Ultrasound Triggered Tumor Oxygenation with Oxygen-Shuttle Nanoperfluorocarbon to Overcome Hypoxia-Associated Resistance in Cancer Therapies

Abstract

Tumor hypoxia is known to be one of critical reasons that limit the efficacy of cancer therapies, particularly photodynamic therapy (PDT) and radiotherapy (RT) in which oxygen is needed in the process of cancer cell destruction. Herein, taking advantages of the great biocompatibility and high oxygen dissolving ability of perfluorocarbon (PFC), we develop an innovative strategy to modulate the tumor hypoxic microenvironment using nano-PFC as an oxygen shuttle for ultrasound triggered tumor-specific delivery of oxygen. In our experiment, nanodroplets of PFC stabilized by albumin are intravenously injected into tumor-bearing mice under hyperoxic breathing.
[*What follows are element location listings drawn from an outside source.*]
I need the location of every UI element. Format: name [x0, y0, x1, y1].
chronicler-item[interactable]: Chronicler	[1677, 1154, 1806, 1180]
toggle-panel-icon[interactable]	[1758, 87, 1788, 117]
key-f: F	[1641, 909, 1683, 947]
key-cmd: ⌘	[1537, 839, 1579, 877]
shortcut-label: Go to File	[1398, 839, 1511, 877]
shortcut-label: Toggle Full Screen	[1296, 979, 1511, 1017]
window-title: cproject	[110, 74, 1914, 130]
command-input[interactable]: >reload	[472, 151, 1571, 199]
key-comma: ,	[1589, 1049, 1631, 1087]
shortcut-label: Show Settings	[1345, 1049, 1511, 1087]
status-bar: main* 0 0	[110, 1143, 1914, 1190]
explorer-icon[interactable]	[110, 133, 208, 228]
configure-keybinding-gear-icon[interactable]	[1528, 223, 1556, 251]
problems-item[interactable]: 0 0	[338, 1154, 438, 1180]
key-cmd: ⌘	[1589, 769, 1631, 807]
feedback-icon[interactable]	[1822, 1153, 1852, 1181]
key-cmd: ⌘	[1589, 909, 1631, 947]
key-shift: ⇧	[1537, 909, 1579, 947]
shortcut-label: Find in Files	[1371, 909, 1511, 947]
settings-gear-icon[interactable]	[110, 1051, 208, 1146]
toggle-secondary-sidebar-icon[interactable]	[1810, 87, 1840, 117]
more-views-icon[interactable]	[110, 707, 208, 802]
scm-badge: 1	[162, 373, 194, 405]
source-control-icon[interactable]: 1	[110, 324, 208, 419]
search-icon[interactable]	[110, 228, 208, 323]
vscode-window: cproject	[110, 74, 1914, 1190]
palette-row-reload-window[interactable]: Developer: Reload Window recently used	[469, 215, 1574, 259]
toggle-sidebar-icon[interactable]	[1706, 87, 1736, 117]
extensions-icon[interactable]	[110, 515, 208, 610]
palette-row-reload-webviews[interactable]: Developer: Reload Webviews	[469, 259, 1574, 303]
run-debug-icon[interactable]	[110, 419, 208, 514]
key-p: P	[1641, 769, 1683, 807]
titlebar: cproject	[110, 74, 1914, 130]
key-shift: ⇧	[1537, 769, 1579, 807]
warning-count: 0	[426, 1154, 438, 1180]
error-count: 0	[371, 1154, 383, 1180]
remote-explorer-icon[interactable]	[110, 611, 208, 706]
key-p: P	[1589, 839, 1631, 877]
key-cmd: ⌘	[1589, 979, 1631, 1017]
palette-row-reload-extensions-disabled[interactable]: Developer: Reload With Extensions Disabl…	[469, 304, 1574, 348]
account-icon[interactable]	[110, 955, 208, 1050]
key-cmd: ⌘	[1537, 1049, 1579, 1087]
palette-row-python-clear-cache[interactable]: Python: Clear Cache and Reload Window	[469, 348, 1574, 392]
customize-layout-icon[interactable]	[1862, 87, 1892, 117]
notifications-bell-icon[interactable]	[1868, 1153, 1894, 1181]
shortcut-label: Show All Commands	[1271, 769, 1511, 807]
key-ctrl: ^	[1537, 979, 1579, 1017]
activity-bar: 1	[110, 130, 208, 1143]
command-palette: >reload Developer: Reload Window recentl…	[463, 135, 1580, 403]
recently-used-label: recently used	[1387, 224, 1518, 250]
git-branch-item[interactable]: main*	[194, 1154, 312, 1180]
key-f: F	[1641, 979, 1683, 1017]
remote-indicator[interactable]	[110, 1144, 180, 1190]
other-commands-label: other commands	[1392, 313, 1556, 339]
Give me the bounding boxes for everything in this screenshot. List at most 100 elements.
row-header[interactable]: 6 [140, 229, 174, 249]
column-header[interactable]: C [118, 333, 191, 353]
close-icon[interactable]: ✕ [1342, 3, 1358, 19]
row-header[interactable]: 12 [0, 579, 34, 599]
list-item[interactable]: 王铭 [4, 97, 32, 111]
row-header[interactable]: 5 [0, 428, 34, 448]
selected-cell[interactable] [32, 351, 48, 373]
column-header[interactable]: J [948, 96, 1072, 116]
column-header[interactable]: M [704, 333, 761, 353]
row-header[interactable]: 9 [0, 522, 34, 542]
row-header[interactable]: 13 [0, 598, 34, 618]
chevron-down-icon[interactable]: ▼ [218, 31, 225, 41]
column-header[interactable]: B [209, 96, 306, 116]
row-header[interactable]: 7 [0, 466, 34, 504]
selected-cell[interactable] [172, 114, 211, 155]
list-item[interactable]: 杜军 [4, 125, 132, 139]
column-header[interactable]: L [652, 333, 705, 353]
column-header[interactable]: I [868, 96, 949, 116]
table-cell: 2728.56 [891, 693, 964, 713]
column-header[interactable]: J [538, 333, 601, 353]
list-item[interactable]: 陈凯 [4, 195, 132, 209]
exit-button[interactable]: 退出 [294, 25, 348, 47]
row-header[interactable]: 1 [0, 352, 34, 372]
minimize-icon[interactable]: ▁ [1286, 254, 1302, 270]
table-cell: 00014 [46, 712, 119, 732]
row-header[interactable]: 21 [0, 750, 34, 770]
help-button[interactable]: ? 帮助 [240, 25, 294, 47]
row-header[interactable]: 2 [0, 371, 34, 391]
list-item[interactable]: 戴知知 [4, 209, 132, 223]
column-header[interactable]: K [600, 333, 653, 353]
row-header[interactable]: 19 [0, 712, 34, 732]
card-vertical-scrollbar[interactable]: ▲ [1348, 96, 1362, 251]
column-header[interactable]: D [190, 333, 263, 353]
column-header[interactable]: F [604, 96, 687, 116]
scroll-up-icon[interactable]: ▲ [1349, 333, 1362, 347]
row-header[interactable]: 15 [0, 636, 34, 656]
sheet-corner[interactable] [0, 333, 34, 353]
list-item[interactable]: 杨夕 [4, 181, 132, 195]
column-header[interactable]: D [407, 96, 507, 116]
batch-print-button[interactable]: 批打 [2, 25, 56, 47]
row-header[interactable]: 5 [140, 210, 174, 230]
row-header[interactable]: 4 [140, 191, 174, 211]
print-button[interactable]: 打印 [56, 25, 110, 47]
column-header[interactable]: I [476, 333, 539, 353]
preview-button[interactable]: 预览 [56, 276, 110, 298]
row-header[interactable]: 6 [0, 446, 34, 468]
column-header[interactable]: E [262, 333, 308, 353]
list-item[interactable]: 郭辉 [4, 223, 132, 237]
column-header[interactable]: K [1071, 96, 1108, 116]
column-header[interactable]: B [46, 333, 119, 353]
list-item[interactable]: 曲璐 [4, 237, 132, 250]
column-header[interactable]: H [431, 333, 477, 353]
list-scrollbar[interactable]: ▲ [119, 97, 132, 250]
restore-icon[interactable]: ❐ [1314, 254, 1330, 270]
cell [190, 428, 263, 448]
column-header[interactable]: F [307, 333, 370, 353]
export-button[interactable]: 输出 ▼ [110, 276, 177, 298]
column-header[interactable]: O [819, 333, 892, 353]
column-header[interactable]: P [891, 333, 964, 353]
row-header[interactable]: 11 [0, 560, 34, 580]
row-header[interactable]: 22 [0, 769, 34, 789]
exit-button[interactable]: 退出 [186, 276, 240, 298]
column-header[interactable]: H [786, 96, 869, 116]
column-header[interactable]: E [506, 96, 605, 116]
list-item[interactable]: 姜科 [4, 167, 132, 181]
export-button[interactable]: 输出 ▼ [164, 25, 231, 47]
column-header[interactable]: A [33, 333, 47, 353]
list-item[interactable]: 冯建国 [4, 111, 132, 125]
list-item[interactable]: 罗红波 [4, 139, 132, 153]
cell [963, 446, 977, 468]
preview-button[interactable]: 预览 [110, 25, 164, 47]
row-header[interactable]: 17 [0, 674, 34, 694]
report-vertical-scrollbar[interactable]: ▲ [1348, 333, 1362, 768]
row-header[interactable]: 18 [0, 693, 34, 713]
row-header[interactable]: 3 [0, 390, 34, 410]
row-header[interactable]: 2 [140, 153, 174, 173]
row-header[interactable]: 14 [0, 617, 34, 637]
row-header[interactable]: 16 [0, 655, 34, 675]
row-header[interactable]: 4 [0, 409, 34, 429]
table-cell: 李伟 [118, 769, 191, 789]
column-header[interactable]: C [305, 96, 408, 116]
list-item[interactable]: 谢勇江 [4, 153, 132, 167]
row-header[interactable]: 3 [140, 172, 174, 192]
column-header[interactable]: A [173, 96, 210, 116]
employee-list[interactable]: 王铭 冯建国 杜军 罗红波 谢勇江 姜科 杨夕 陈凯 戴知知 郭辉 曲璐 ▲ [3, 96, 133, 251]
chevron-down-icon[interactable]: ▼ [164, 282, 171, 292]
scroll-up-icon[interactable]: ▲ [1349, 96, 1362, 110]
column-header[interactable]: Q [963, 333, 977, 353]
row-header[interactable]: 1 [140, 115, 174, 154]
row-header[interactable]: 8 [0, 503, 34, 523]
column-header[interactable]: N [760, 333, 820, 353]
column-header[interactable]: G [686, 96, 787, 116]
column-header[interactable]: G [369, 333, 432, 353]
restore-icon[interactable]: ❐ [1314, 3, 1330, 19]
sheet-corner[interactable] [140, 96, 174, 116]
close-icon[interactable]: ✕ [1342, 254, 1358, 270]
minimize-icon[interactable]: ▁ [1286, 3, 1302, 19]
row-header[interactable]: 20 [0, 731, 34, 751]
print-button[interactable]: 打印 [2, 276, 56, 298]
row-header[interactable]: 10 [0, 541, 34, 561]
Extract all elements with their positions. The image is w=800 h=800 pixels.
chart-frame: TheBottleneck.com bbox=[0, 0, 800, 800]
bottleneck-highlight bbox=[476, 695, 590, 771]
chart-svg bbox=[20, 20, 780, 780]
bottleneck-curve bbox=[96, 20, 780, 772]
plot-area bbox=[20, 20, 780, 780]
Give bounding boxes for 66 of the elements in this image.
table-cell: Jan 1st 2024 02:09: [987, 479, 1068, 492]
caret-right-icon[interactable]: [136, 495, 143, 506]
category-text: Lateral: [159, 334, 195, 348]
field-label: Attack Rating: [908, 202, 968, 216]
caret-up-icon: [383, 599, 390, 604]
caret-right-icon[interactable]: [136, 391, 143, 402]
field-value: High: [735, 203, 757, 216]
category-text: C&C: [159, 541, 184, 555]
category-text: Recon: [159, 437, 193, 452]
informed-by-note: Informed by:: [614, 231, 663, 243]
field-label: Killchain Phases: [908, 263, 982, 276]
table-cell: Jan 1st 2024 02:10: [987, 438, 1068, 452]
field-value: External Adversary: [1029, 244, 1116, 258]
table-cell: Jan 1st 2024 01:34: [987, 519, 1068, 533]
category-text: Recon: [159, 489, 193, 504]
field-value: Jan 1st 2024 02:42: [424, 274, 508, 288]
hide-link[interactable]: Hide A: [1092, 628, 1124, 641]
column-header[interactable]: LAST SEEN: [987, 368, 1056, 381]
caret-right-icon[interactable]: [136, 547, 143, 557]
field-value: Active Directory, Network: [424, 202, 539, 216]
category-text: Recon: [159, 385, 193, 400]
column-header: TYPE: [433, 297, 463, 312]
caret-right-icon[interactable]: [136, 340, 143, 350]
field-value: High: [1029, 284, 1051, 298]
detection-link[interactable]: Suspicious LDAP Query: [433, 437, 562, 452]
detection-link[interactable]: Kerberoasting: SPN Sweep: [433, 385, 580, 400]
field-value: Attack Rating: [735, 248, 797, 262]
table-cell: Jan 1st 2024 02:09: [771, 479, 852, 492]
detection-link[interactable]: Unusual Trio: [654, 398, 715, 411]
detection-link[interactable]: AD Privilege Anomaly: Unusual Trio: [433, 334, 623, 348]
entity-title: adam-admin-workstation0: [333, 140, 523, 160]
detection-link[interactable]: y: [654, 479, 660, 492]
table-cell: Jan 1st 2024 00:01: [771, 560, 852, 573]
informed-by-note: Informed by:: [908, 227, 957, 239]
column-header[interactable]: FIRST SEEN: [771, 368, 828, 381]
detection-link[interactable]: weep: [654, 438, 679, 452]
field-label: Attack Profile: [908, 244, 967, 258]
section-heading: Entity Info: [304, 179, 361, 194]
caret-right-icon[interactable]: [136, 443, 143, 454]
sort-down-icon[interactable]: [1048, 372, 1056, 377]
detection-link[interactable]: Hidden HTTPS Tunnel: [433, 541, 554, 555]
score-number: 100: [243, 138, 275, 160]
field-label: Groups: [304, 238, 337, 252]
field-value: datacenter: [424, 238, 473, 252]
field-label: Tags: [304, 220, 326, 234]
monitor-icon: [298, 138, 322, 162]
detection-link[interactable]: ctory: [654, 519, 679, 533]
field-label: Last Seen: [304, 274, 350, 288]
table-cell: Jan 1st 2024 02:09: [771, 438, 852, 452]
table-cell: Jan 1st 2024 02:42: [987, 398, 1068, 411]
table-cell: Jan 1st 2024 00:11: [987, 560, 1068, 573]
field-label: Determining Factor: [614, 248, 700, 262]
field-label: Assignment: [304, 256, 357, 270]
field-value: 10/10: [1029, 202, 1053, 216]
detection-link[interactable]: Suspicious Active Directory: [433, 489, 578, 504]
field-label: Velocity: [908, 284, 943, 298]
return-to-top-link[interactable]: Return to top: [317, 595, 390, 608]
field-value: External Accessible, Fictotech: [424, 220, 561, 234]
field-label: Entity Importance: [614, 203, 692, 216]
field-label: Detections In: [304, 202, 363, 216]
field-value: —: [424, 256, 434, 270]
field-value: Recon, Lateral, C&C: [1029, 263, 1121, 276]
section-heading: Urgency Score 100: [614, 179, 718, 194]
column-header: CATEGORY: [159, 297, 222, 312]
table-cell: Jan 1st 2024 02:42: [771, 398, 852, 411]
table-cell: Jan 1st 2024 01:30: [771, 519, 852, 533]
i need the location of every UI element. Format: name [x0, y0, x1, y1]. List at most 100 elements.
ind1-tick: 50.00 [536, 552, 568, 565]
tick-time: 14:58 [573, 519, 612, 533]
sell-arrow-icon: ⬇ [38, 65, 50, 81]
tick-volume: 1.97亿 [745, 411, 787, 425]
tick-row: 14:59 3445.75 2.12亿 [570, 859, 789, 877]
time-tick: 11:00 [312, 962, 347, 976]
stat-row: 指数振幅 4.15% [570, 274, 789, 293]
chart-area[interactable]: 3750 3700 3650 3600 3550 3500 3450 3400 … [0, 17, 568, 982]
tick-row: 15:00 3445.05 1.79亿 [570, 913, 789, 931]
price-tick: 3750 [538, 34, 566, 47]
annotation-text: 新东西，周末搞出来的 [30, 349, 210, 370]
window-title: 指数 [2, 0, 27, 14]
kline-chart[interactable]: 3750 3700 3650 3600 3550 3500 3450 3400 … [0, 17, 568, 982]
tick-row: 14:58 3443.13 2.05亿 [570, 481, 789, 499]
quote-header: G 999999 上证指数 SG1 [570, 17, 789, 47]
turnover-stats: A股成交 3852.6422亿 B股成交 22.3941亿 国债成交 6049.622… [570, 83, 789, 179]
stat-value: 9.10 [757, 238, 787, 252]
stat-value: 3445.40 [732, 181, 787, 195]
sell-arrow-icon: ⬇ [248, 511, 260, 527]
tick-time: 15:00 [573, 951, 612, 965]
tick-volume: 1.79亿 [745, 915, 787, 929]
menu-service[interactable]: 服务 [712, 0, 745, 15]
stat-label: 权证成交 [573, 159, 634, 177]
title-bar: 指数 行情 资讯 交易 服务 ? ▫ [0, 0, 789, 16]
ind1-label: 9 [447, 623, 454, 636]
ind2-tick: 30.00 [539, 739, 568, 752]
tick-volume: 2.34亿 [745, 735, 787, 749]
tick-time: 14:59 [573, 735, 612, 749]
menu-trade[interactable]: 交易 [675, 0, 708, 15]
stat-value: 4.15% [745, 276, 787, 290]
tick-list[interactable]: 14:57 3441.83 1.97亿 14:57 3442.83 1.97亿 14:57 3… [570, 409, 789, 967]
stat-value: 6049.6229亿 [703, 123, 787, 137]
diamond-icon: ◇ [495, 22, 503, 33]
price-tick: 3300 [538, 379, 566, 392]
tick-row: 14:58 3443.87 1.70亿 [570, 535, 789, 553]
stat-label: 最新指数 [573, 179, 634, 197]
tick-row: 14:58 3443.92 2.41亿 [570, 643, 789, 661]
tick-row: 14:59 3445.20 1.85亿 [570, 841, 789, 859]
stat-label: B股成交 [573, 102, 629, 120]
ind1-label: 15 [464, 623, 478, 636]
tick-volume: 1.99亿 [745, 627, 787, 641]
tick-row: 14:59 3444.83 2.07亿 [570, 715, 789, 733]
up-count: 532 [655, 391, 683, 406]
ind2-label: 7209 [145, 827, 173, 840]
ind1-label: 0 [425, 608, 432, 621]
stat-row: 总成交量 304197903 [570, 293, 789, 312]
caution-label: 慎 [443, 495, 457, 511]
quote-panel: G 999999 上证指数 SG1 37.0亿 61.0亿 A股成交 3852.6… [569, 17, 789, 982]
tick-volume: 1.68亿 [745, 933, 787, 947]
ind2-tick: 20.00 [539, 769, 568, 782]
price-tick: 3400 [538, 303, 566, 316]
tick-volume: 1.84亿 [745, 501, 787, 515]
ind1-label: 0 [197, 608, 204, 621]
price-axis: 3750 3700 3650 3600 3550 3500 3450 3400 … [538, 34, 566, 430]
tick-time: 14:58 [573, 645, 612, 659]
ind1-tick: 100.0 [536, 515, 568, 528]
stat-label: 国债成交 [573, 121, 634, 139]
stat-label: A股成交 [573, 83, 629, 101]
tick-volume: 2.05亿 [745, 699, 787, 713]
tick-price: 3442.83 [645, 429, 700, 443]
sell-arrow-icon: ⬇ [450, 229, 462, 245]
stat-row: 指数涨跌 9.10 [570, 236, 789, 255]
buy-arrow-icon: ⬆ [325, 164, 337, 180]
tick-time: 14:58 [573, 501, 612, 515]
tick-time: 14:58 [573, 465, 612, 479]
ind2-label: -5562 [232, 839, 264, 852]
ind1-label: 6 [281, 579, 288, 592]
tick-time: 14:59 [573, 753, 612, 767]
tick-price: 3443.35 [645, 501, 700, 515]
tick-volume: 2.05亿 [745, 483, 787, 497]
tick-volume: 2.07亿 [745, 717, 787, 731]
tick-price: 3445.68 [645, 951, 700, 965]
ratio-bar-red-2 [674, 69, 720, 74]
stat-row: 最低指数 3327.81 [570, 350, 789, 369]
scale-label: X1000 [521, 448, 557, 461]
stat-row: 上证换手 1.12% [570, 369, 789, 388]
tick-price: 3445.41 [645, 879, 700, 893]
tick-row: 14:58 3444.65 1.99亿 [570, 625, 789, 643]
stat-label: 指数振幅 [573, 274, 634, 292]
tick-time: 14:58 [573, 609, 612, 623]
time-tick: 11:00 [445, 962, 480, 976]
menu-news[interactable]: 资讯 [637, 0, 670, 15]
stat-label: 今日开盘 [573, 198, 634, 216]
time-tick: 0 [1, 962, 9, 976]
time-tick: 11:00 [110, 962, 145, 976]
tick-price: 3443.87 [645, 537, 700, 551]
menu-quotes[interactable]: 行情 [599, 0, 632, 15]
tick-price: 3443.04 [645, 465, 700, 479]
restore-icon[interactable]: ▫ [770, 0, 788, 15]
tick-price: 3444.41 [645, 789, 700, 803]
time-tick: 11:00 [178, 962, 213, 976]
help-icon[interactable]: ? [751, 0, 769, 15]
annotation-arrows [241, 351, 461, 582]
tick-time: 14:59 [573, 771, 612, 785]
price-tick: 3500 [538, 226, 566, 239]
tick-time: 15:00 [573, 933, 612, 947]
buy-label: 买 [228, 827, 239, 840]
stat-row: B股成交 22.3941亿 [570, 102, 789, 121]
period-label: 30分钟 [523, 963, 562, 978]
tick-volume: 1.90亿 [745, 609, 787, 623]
With a low-power clinically adapted ultrasound transducer applied on their tumor, PFC nanodroplets that adsorb oxygen in the lung would rapidly release oxygen in the tumor under ultrasound stimulation, and then circulate back into the lung for reoxygenation. Such repeated cycles would result in dramatically enhanced tumor oxygenation and thus remarkably improved therapeutic outcomes in both PDT and RT treatment of tumors. Importantly, our strategy may be applied for different types of tumor models. Hence, this work presents a simple strategy to promote tumor oxygenation with great efficiency using agents and instruments readily available in the clinic, so as to overcome the hypoxia-associated resistance in cancer treatment.

Keywords: perfluorocarbon nanoemulsion; photodynamic therapy; radiotherapy; tumor hypoxia; ultrasound.